First, we will plot the functional box plot of the transformed spatial statistics functions (Sun and Genton 2011). Here, the black line indicates the median curve, the purple region is the 50% central region, and the red lines indicate outliers.
Code
# extract the metric dataframe
res <- resLs$alpha_Tc
metricRes <- res$metricRes
# make unique identifiers
metricRes$ID <- with(metricRes, paste(sep="x",
patient_stage, patient_id, image_name))
# functional boxplot of spatial statistics curves
collector <- plotFbPlot(metricRes, "r", "rs", "patient_stage")


From these plots, we note that the functions from ‘Onset’ patients seem to qualitatively have a higher median curve than those from ‘Non-diabetic’ or ‘Long-duration’ patients.
Another exploratory technique is functional PCA (FPCA). FPCA is similar to standard PCA in that it decomposes the functional data into the main modes of variation. Here, we decompose the functional data into eigenfunctions and can plot the first two principal components as a biplot (Goldsmith et al. 2024).
Code
# prepare 'data.frame' from 'calcMetricRes'
# to be in the correct format for FDA
dat <- prepData(metricRes, "r", "rs")
# create meta info of the IDs
splitData <- dat$ID |>
str_replace("-","_") |>
str_split_fixed("x", 3) |>
data.frame(stringsAsFactors=TRUE) |>
setNames(c("condition", "patient_id", "imageId")) |>
mutate(condition=relevel(condition,"Non_diabetic"))
dat <- cbind(dat, splitData) # join with results
dat <- drop_na(dat) # drop rows with NA
# calculate FPCA & visualize biplot
pca <- functionalPCA(dat=dat, r=unique(metricRes$r), pve=0.995)
plotFpca(dat=dat, res=pca, colourby="condition") + labs(color="condition")
From the FPCA, we note that the variability in curves from ‘Onset’ patients is larger than the other two groups.
Next, we will show how FDA can be used to make inferences from functional spatial summaries. We use a generalized additive mixed model with a functional response (Scheipl, Staicu, and Greven 2015; Scheipl, Gertheiss, and Greven 2016; Goldsmith et al. 2024). In such models, some parameters are functional and some are constants (see below).
Code
summary(mdl <- res$mdl)##
## Family: Scaled t(3,0.101)
## Link function: log
##
## Formula:
## Y ~ conditionOnset + conditionLong_duration + s(patient_id, bs = "re")

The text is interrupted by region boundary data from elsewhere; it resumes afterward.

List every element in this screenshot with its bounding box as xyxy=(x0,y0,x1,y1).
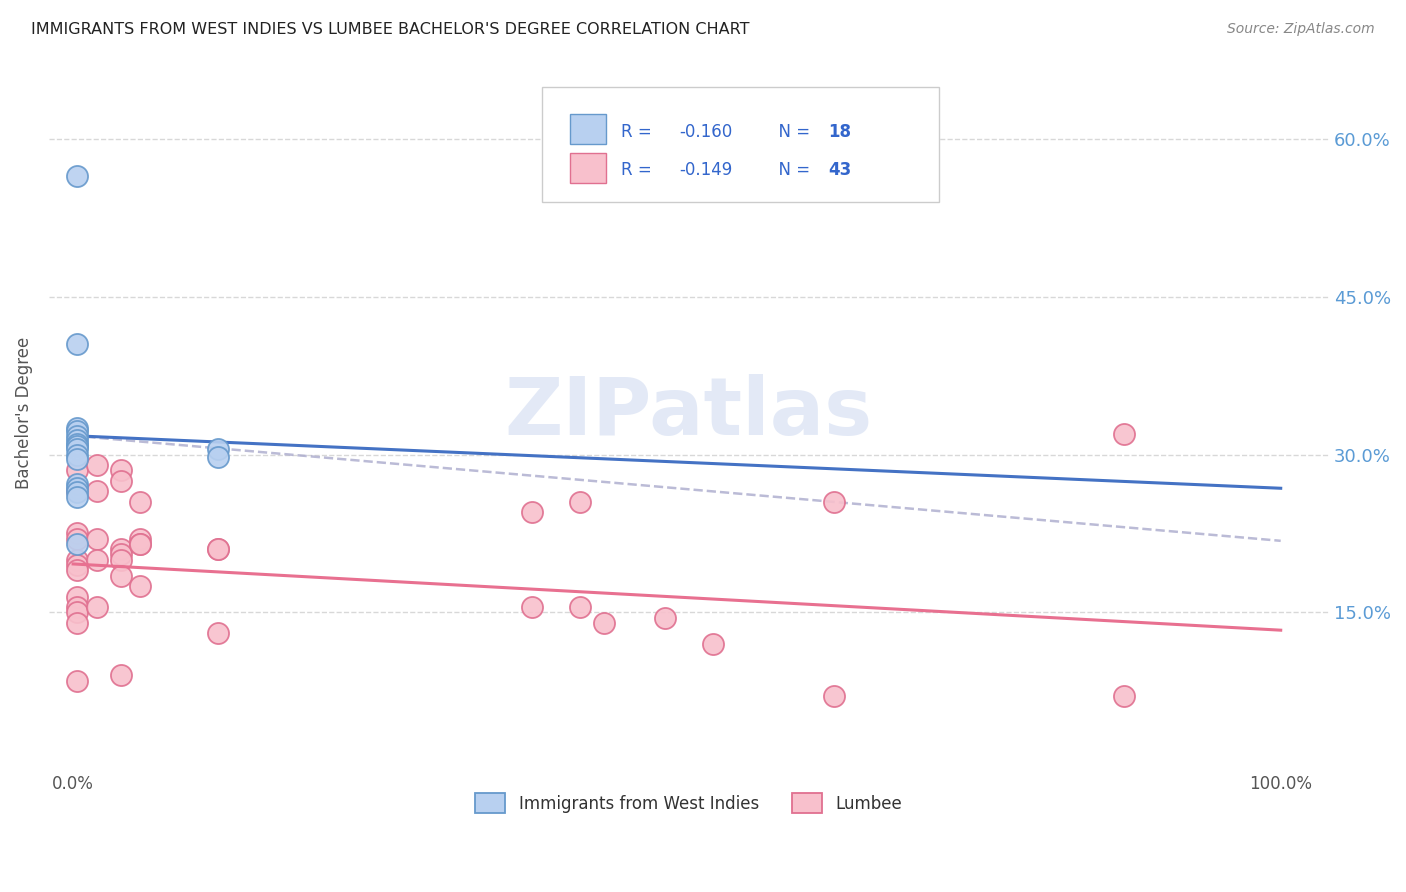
Point xyxy=(569,600,592,615)
Point xyxy=(128,532,150,546)
Point xyxy=(86,553,108,567)
Point xyxy=(66,433,89,447)
Point xyxy=(823,495,845,509)
Point xyxy=(207,450,229,464)
Point xyxy=(128,537,150,551)
Y-axis label: Bachelor's Degree: Bachelor's Degree xyxy=(15,336,32,489)
Point xyxy=(110,542,132,557)
Point xyxy=(66,490,89,504)
FancyBboxPatch shape xyxy=(541,87,939,202)
Point xyxy=(66,615,89,630)
Point xyxy=(86,532,108,546)
Point xyxy=(207,542,229,557)
Point xyxy=(66,526,89,541)
Point xyxy=(66,428,89,442)
Point xyxy=(66,605,89,619)
Text: 43: 43 xyxy=(828,161,852,178)
Point xyxy=(86,484,108,499)
Point xyxy=(207,542,229,557)
Point xyxy=(66,563,89,577)
Text: 18: 18 xyxy=(828,122,852,141)
Point xyxy=(66,477,89,491)
Point xyxy=(66,673,89,688)
Point xyxy=(66,537,89,551)
Point xyxy=(66,448,89,462)
Point xyxy=(110,474,132,488)
Text: Source: ZipAtlas.com: Source: ZipAtlas.com xyxy=(1227,22,1375,37)
Point xyxy=(823,690,845,704)
Text: R =: R = xyxy=(621,122,657,141)
Point xyxy=(654,610,676,624)
Point xyxy=(66,590,89,604)
Point xyxy=(569,495,592,509)
Text: N =: N = xyxy=(768,122,815,141)
Point xyxy=(702,637,724,651)
Point xyxy=(593,615,616,630)
Point xyxy=(66,337,89,351)
Point xyxy=(66,600,89,615)
Point xyxy=(66,442,89,457)
Point xyxy=(66,439,89,453)
Point xyxy=(110,568,132,582)
FancyBboxPatch shape xyxy=(569,114,606,144)
Point xyxy=(110,463,132,477)
Point xyxy=(66,485,89,500)
Point xyxy=(207,626,229,640)
Text: N =: N = xyxy=(768,161,815,178)
Point xyxy=(520,600,543,615)
Point xyxy=(128,579,150,593)
Point xyxy=(1112,690,1135,704)
Text: IMMIGRANTS FROM WEST INDIES VS LUMBEE BACHELOR'S DEGREE CORRELATION CHART: IMMIGRANTS FROM WEST INDIES VS LUMBEE BA… xyxy=(31,22,749,37)
Point xyxy=(66,532,89,546)
Point xyxy=(66,437,89,451)
Point xyxy=(66,425,89,439)
Text: -0.160: -0.160 xyxy=(679,122,733,141)
Point xyxy=(66,463,89,477)
Point xyxy=(207,442,229,457)
Point xyxy=(128,537,150,551)
FancyBboxPatch shape xyxy=(569,153,606,183)
Point xyxy=(66,484,89,499)
Point xyxy=(86,458,108,472)
Point xyxy=(66,481,89,495)
Point xyxy=(1112,426,1135,441)
Point xyxy=(520,505,543,519)
Text: -0.149: -0.149 xyxy=(679,161,733,178)
Point xyxy=(128,495,150,509)
Point xyxy=(86,600,108,615)
Point xyxy=(110,668,132,682)
Text: R =: R = xyxy=(621,161,657,178)
Point xyxy=(110,548,132,562)
Text: ZIPatlas: ZIPatlas xyxy=(505,374,873,451)
Point xyxy=(66,553,89,567)
Point xyxy=(66,169,89,183)
Point xyxy=(110,553,132,567)
Legend: Immigrants from West Indies, Lumbee: Immigrants from West Indies, Lumbee xyxy=(463,780,915,826)
Point xyxy=(66,558,89,572)
Point xyxy=(66,451,89,466)
Point xyxy=(66,421,89,435)
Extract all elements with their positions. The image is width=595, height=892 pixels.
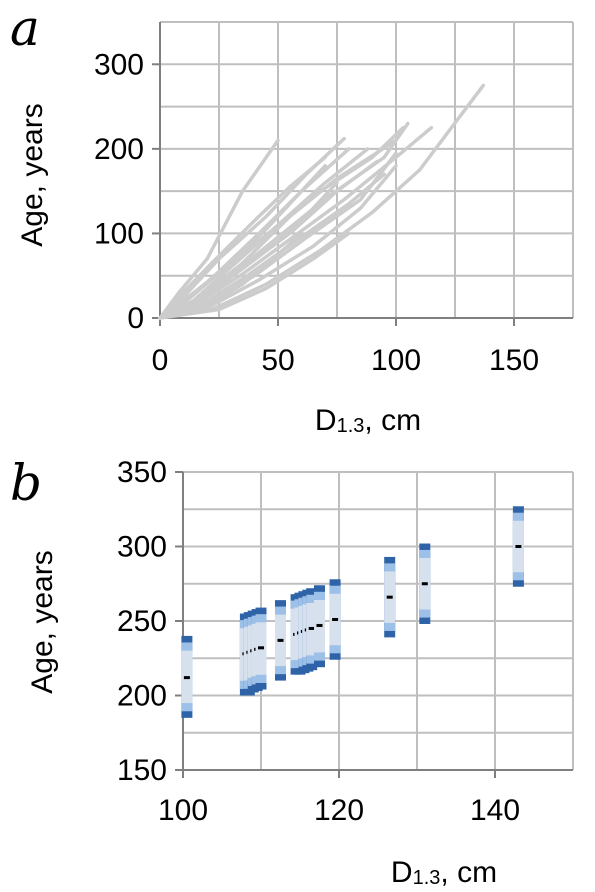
panel-a-letter: a — [10, 0, 40, 57]
panel-b-box — [314, 585, 325, 668]
panel-a-x-axis-title-sub: 1.3 — [337, 415, 365, 437]
panel-b-boxes — [181, 506, 524, 718]
panel-a-series-group — [158, 83, 486, 320]
panel-b-box-median — [316, 623, 323, 627]
panel-a-y-tick-label: 100 — [94, 217, 144, 250]
panel-b-x-axis-title-rest: , cm — [440, 856, 497, 889]
panel-a-series-line — [158, 155, 327, 320]
panel-b-box — [512, 506, 524, 587]
panel-a-x-axis-title: D1.3, cm — [315, 404, 421, 437]
panel-a-y-tick-label: 300 — [94, 48, 144, 81]
panel-b-letter: b — [10, 454, 42, 512]
panel-b-x-axis-title-main: D — [391, 856, 413, 889]
panel-a-series-line — [158, 231, 304, 320]
panel-b-x-tick-label: 140 — [470, 794, 520, 827]
panel-b-box — [275, 600, 286, 681]
panel-b-box — [419, 543, 431, 624]
panel-a-x-tick-label: 50 — [261, 344, 294, 377]
panel-b-box-median — [386, 595, 393, 599]
panel-a-y-axis-title: Age, years — [16, 103, 49, 246]
panel-b-box-median — [258, 646, 264, 650]
panel-b-x-axis-title-sub: 1.3 — [413, 867, 441, 889]
panel-b-box-median — [515, 545, 522, 548]
panel-b-box — [306, 588, 318, 671]
panel-b-y-tick-label: 300 — [117, 531, 167, 564]
panel-b-y-tick-label: 200 — [117, 680, 167, 713]
panel-a-x-axis-title-main: D — [315, 404, 337, 437]
panel-a-series-line — [158, 164, 398, 320]
panel-a-series-line — [158, 180, 339, 320]
panel-a-x-tick-label: 150 — [489, 344, 539, 377]
panel-b-box-median — [332, 618, 339, 622]
panel-b-x-axis-title: D1.3, cm — [391, 856, 497, 889]
panel-a-series-line — [158, 138, 280, 320]
panel-b-box — [181, 635, 193, 718]
panel-b-box-median — [308, 626, 315, 630]
panel-a-y-tick-label: 0 — [127, 302, 144, 335]
panel-b-box-median — [277, 638, 284, 642]
panel-b-box-median — [421, 582, 428, 586]
panel-b-y-tick-label: 350 — [117, 456, 167, 489]
panel-b-box — [384, 556, 396, 638]
panel-a-y-tick-label: 200 — [94, 133, 144, 166]
panel-b-x-tick-label: 120 — [314, 794, 364, 827]
panel-b-chart: b 100 120 140 150 200 250 300 350 D1.3, cm Age, y… — [10, 454, 574, 889]
panel-b-y-axis-title: Age, years — [26, 550, 59, 693]
panel-b-box-median — [183, 676, 190, 680]
panel-a-x-axis-title-rest: , cm — [364, 404, 421, 437]
panel-b-box — [255, 607, 267, 690]
panel-a-chart: a 0 50 100 150 0 100 200 300 D1.3, cm Age, years — [10, 0, 574, 437]
panel-b-y-tick-label: 150 — [117, 754, 167, 787]
panel-a-series-line — [158, 164, 327, 320]
panel-b-box — [329, 579, 341, 660]
panel-b-x-tick-label: 100 — [158, 794, 208, 827]
panel-a-x-tick-label: 0 — [152, 344, 169, 377]
panel-a-x-tick-label: 100 — [371, 344, 421, 377]
panel-a-series-line — [158, 231, 351, 320]
panel-b-y-tick-label: 250 — [117, 605, 167, 638]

## <environment: 0x5564fdc6bbd8>
##
## Constant coefficients:
## Estimate Std. Error t value Pr(>|t|)
## (Intercept) -1.7715 0.1772 -9.995 <2e-16 ***
## ---
## Signif. codes: 0 '***' 0.001 '**' 0.01 '*' 0.05 '.' 0.1 ' ' 1
##
## Smooth terms & functional coefficients:
## edf Ref.df F p-value
## Intercept(x) 17.711 19.000 61.951 < 2e-16 ***
## conditionOnset(x) 3.011 3.195 7.251 0.000129 ***
## conditionLong_duration(x) 1.000 1.000 0.076 0.783119
## s(patient_id) 11.676 27.000 31.368 < 2e-16 ***
## ---
## Signif. codes: 0 '***' 0.001 '**' 0.01 '*' 0.05 '.' 0.1 ' ' 1
##
## R-sq.(adj) = 0.692 Deviance explained = 57%
## fREML score = 22081 Scale est. = 1 n = 13992 (318 x 44)
Code
mm <- res$designmat
lapply(colnames(mm), \(x) {
i <- mdl$coefficients[[1]]
plotMdl(mdl, predictor=x, shift=i)
}) |> wrap_plots(nrow=3, axes="collect")## using seWithMean for s(x.vec) .
## using seWithMean for s(x.vec) .
## using seWithMean for s(x.vec) .

With the functional GAM, we see not only the effect (e.g., increased colocalization of \(\alpha\) and cytotoxic T cells in ‘Onset’ patients compared to ‘Non-diabetic’ patients) but also the strength of the effect at each scale.
The Q-Q plot indicates a reasonable model fit, although not perfect.
In summary, we have seen that there is increased co-localisation of T-cell types to the pancreatic islets early in the disease and that this recruitment is absent later in the disease. This increased co-localisation in onset diabetes is happening at shorter scales around \(\alpha\) cells indicating that effects close to the pancreatic islets are more affected than those further away.